Artificial-Noise-Aided Secure Transmission in Wiretap Channels with Transmitter-Side Correlation

TL;DR

This paper investigates how transmitter-side correlation affects artificial-noise-aided secure transmission and proposes a correlation-based power allocation strategy that outperforms uniform allocation, especially with increasing antenna correlation.

Contribution

It introduces a correlation-based power allocation (CPA) method for artificial noise in secure transmission, with proven optimality in large systems and practical benefits for correlated antennas.

Findings

CPA nearly optimizes secrecy outage probability.

CPA significantly outperforms uniform power allocation.

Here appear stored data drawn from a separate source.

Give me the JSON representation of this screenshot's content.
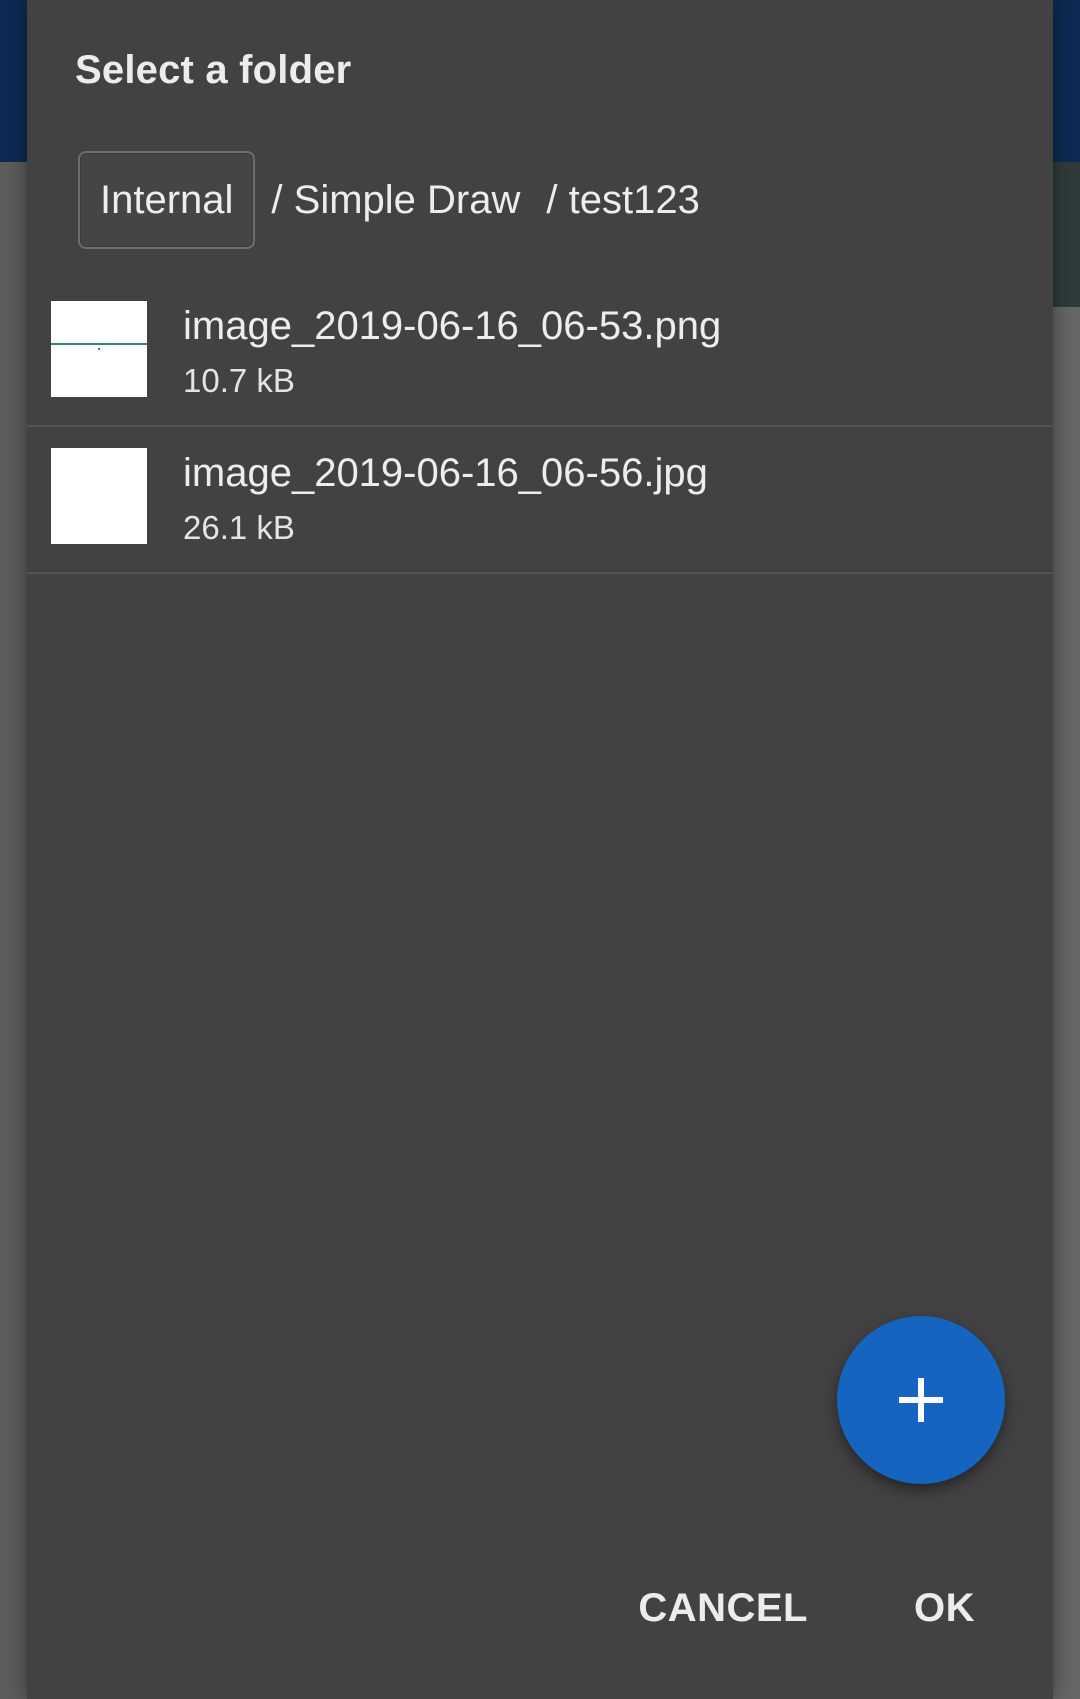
{
  "colors": {
    "dialog_background": "#424242",
    "accent": "#1565c0",
    "text": "#ececec"
  },
  "dialog": {
    "title": "Select a folder"
  },
  "breadcrumb": {
    "root": "Internal",
    "items": [
      "/ Simple Draw",
      "/ test123"
    ]
  },
  "files": [
    {
      "name": "image_2019-06-16_06-53.png",
      "size": "10.7 kB",
      "thumbnail": "image-thumbnail-with-stroke"
    },
    {
      "name": "image_2019-06-16_06-56.jpg",
      "size": "26.1 kB",
      "thumbnail": "image-thumbnail-blank"
    }
  ],
  "fab": {
    "icon": "plus-icon"
  },
  "actions": {
    "cancel_label": "CANCEL",
    "ok_label": "OK"
  }
}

Secrecy outage probability decreases with more correlated antennas using CPA.

Abstract

This work for the first time examines the impact of transmitter-side correlation on the artificial-noise-aided secure transmission, based on which a new power allocation strategy for artificial noise (AN) is devised for physical layer security enhancement. Specifically, we design a correlation-based power allocation (CPA) for AN, of which the optimality in terms of achieving the minimum secrecy outage probability is analytically proved in the large system regime with the number of transmit antennas approaching infinity. In order to fully reveal the benefits of the CPA, we derive easy-to-evaluate expressions for the secrecy outage probability achieved by the CPA. Our study demonstrates that the CPA is nearly optimal and significantly outperforms the widely-used uniform power allocation (UPA) even for a moderately small number of correlated transmit antennas. Furthermore, our numerical results reveal a fundamental difference between the CPA and UPA. That is when the number of correlated transmit antennas increases, the secrecy outage probability of the CPA always reduces while the secrecy outage probability of the UPA suffers from a saturation point.